School boards in a handful of districts will have to come up with a new plan to improve school facilities after voters said no to their funding requests.
At least five school districts held special elections Tuesday, where they asked voters to decide if they wanted to increase their property taxes to fund various capital improvement and construction projects at schools in their community.
Here's a look at what passed, what didn't and how voters will be affected.
Stillwater area votes yes
57.6 percent of voters in the Stillwater Area Public School District, which encompasses about 18 communities, gave the OK to a $97.5 million bond referendum that will fund several district projects meant to help with overcrowding in some schools.
But because existing debt is falling off, residents' property taxes won't increase, the district says.
If voters didn't approve the bond, residents would have saved on average $240 for the year, the Pioneer Press reports.
The district will add an addition and renovation to the high school, build a new elementary school, make other improvements to district facilities, and change grade configuration at the schools, the district notes.
Glencoe-Silver Lake approves
Residents in the Glencoe-Silver Lake School District also passed a bond referendum, which will increase property taxes for the average-priced home by about $142 per year (for 29 years, starting in 2016).
About 62 percent of voters approved the bond. It will allow the district to add classrooms and repurpose program space within the school buildings, as well as close the Helen Baker building, will save on maintenance, heating and busing costs, the district says.
The project is expected to begin in the spring of 2016 and finish in September 2017, KDUZ reports.
Benson School District says no
Voters who live in the Benson Public School District overwhelmingly defeated a $18.7 million building bond that would have raised property taxes by about $50 a year for the average-priced home in Benson.
The unofficial results show 1,354 voters said no, while 651 said yes, the West Central Tribune reports.
The district was seeking the funds to finance improvements at Benson High School and Northside Elementary School. Such improvements included adding more security and additional classrooms, the district notes.
Superintendent Dennis Laumeyer told the West Central Tribune the results of the vote were disappointing. The school board plans to meet in the coming week to discuss the next step.
Perham-Dent schools denies bond
Residents living in the Perham-Dent School District also turned down a bond referendum Tuesday after 56 percent of voters said no to the ballot question, according to the district's website.
The bond would have funded the construction of a new high school and adding classrooms and other additions to the elementary school and middle school, among other improvements, the district says.
Superintendent Mitch Anderson told Forum News Service, "There is no Plan B" after the referendum failed, noting "everything on our referendum came from our community task force. There is no fluff in it."
Anderson added the 100-year-old high school doesn't allow for a 21st century education, the elementary school is overcrowded and the middle school needs maintenance work, Forum News notes.
Waterville Elysian Morristown bond a no
"The issues are still there. They're not going to go away," Superintendent Joel Whitehursttold the Mankato Free Press. "That being said, we'll get up tomorrow, the kids will come in and we'll continue to provide them a great education."

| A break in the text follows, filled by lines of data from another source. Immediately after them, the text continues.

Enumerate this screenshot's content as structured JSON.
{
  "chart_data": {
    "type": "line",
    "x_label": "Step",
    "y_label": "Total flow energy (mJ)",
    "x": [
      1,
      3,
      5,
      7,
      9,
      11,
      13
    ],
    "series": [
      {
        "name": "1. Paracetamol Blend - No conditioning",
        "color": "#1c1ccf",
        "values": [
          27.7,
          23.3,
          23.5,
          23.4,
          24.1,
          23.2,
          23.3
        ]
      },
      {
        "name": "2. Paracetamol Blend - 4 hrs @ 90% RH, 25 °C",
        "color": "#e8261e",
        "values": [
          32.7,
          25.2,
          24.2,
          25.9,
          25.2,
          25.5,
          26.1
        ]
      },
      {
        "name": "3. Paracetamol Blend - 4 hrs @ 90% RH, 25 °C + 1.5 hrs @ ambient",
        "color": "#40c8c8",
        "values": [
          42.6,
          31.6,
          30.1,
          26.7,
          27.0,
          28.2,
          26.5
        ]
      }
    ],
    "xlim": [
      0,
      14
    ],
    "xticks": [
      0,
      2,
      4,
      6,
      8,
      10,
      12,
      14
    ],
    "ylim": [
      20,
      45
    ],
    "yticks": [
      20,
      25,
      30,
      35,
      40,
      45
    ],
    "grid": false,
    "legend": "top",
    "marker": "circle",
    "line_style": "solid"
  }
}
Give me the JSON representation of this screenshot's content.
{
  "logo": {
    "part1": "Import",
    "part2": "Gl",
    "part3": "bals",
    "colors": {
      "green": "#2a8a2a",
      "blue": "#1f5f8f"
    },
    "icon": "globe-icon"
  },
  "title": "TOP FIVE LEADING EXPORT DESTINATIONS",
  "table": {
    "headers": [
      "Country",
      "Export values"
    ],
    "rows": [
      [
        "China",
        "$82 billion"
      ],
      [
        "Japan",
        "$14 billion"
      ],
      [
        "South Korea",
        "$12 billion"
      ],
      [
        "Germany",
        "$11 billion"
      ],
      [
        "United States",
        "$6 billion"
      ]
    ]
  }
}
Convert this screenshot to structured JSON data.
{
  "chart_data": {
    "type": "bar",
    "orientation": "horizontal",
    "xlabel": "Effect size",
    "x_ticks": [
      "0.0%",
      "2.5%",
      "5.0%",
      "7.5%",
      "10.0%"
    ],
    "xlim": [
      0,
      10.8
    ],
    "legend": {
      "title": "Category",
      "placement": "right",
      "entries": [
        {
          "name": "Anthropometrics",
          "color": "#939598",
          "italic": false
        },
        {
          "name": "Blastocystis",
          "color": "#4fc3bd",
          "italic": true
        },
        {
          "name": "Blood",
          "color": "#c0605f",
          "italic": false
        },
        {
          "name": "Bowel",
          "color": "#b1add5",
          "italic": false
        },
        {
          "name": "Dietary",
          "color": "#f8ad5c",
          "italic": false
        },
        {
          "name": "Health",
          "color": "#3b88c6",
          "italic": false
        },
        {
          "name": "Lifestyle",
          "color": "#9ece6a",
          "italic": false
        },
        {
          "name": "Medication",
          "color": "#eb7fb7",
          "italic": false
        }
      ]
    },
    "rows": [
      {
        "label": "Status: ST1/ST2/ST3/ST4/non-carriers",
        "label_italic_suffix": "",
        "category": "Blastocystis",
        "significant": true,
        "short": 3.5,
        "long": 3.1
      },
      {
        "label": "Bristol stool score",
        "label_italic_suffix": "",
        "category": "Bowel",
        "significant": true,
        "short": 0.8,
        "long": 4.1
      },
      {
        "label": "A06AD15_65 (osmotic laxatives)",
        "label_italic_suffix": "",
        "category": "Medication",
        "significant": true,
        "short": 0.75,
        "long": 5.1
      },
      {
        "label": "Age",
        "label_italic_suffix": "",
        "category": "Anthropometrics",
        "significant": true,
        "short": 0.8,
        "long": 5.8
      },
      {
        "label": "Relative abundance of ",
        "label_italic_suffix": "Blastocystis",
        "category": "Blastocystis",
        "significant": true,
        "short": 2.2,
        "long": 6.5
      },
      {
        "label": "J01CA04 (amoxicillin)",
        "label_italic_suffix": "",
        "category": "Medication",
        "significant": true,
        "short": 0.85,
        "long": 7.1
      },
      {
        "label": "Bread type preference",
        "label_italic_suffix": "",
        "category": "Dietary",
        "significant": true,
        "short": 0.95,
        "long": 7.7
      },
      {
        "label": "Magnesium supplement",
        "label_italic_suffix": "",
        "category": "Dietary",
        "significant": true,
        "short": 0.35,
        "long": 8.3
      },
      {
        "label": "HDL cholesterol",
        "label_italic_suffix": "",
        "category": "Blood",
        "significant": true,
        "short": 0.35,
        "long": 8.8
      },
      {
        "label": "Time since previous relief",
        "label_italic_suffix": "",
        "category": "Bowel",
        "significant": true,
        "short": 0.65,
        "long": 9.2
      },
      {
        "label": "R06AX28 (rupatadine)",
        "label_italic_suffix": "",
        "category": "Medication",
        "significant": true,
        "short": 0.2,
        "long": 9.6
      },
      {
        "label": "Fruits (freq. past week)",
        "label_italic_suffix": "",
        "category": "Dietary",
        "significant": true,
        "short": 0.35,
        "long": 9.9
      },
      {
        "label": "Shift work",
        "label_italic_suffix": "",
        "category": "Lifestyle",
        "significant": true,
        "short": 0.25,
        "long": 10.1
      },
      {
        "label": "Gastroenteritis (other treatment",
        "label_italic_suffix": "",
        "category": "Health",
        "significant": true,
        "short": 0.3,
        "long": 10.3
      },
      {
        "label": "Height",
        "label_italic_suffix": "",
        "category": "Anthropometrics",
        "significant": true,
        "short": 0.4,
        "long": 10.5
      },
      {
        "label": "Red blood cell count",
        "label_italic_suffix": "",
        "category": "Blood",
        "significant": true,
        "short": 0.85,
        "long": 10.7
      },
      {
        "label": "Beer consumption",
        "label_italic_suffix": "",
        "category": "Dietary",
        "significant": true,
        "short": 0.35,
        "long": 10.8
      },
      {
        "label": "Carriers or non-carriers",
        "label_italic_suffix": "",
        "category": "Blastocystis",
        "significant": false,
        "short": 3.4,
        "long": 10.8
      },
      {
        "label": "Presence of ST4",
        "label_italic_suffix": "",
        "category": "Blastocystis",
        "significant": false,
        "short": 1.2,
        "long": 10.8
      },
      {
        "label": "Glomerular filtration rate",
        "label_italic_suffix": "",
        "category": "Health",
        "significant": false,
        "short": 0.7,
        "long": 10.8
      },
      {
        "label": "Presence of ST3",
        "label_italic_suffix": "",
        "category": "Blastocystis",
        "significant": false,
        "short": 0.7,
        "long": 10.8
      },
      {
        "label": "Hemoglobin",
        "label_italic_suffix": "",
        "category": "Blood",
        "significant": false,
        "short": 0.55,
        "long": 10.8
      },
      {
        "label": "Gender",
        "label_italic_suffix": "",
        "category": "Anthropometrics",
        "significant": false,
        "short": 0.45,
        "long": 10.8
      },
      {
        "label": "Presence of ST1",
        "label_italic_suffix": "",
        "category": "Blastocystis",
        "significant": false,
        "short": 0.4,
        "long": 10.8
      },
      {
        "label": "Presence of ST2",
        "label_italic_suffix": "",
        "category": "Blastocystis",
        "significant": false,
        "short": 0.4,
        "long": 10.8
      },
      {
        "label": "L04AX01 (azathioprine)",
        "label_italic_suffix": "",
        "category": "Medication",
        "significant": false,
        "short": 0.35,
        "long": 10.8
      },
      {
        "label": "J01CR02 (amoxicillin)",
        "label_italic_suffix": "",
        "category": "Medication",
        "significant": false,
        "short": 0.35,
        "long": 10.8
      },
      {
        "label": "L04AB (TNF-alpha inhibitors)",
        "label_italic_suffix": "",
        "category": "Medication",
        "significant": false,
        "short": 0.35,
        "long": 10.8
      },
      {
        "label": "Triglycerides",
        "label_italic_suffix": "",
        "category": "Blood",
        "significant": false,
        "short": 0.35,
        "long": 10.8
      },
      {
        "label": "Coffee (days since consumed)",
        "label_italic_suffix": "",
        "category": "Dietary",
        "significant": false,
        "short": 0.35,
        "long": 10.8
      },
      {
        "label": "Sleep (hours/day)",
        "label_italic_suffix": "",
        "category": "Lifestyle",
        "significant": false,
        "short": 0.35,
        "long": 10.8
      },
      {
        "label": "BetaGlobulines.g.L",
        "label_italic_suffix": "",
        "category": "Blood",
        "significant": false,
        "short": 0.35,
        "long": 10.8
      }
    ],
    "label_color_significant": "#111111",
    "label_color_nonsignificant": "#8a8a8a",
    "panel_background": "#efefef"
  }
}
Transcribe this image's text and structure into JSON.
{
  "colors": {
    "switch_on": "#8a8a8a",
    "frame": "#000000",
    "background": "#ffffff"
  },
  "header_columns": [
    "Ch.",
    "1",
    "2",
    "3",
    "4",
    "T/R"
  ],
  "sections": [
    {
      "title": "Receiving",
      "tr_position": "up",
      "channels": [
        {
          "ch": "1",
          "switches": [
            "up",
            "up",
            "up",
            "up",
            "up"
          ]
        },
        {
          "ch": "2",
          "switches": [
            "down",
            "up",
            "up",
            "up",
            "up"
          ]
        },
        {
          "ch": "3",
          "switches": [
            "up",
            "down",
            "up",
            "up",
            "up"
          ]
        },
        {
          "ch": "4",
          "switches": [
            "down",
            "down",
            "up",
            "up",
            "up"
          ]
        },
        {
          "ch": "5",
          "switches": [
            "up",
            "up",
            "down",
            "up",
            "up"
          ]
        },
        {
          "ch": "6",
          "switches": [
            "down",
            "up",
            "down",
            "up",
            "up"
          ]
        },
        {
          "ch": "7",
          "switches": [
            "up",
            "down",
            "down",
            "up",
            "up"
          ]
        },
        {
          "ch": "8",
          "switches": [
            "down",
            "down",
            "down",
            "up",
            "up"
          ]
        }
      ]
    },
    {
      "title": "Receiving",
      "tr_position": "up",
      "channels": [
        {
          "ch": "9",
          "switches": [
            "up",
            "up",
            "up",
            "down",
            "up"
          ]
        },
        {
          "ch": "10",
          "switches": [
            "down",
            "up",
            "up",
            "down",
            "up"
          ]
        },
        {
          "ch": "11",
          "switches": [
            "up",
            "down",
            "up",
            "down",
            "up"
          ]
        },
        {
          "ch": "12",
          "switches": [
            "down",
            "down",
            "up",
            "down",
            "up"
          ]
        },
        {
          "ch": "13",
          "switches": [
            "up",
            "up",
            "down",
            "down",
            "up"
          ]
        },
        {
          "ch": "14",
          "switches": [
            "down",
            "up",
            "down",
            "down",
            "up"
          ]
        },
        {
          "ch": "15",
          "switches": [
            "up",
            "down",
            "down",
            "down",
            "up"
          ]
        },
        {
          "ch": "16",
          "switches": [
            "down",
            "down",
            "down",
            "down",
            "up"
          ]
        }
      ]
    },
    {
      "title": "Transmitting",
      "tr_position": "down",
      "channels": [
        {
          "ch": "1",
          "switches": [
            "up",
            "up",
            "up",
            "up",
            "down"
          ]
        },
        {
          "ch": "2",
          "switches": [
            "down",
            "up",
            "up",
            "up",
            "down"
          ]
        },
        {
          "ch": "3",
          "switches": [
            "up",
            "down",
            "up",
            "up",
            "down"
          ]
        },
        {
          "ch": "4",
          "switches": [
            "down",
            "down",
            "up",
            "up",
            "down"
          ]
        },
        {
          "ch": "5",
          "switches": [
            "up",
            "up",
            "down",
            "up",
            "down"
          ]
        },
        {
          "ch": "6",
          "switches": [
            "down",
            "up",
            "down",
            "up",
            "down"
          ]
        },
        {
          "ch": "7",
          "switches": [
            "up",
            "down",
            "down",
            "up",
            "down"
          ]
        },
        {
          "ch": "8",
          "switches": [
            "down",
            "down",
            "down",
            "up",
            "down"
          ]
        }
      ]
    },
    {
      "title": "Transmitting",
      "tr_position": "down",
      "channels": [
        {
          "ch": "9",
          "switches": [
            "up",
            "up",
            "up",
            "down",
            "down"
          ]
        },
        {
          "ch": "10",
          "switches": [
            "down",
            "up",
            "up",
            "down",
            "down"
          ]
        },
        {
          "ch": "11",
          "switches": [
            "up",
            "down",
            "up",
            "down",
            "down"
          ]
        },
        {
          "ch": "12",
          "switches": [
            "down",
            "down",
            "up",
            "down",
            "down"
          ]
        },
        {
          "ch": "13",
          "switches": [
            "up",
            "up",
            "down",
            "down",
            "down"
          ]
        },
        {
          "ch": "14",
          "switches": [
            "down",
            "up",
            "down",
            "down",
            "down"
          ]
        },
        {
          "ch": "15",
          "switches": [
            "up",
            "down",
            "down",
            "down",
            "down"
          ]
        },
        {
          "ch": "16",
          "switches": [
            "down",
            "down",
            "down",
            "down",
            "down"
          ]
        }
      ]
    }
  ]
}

The project would have been costly for residents, the Mankato Free Press says, and area farmers would have been hit hard – one farmer would have had to pay an additional $25,000 in taxes, while the owners of an average-priced home in the area would have seen taxes go up by about $313 a year.
It's been over 40 years since the district has made a major investment in its dated school buildings, the district's website says, and this is the third time since 2000 voters have denied a bonding referendum.
School officials were hopeful going into this special election because it was the first time in 15 years the referendum involved remodeling current building instead of building new, the Mankato Free Press notes.
The school board will regroup and try and present a different plan to taxpayers, the newspaper notes.
Last week, a handful of school districts in the Twin Cities approved millions of dollars in bonding referendums, including Edina, Shakopee and New Prague. Several more districts are expected to present referendum proposals to voters this year.
In 2014, 55 school districts in Minnesota sought approval for building bonds – the highest in more than a decade – with voters in just 15 districts denying the request, the Minnesota School Boards Association notes.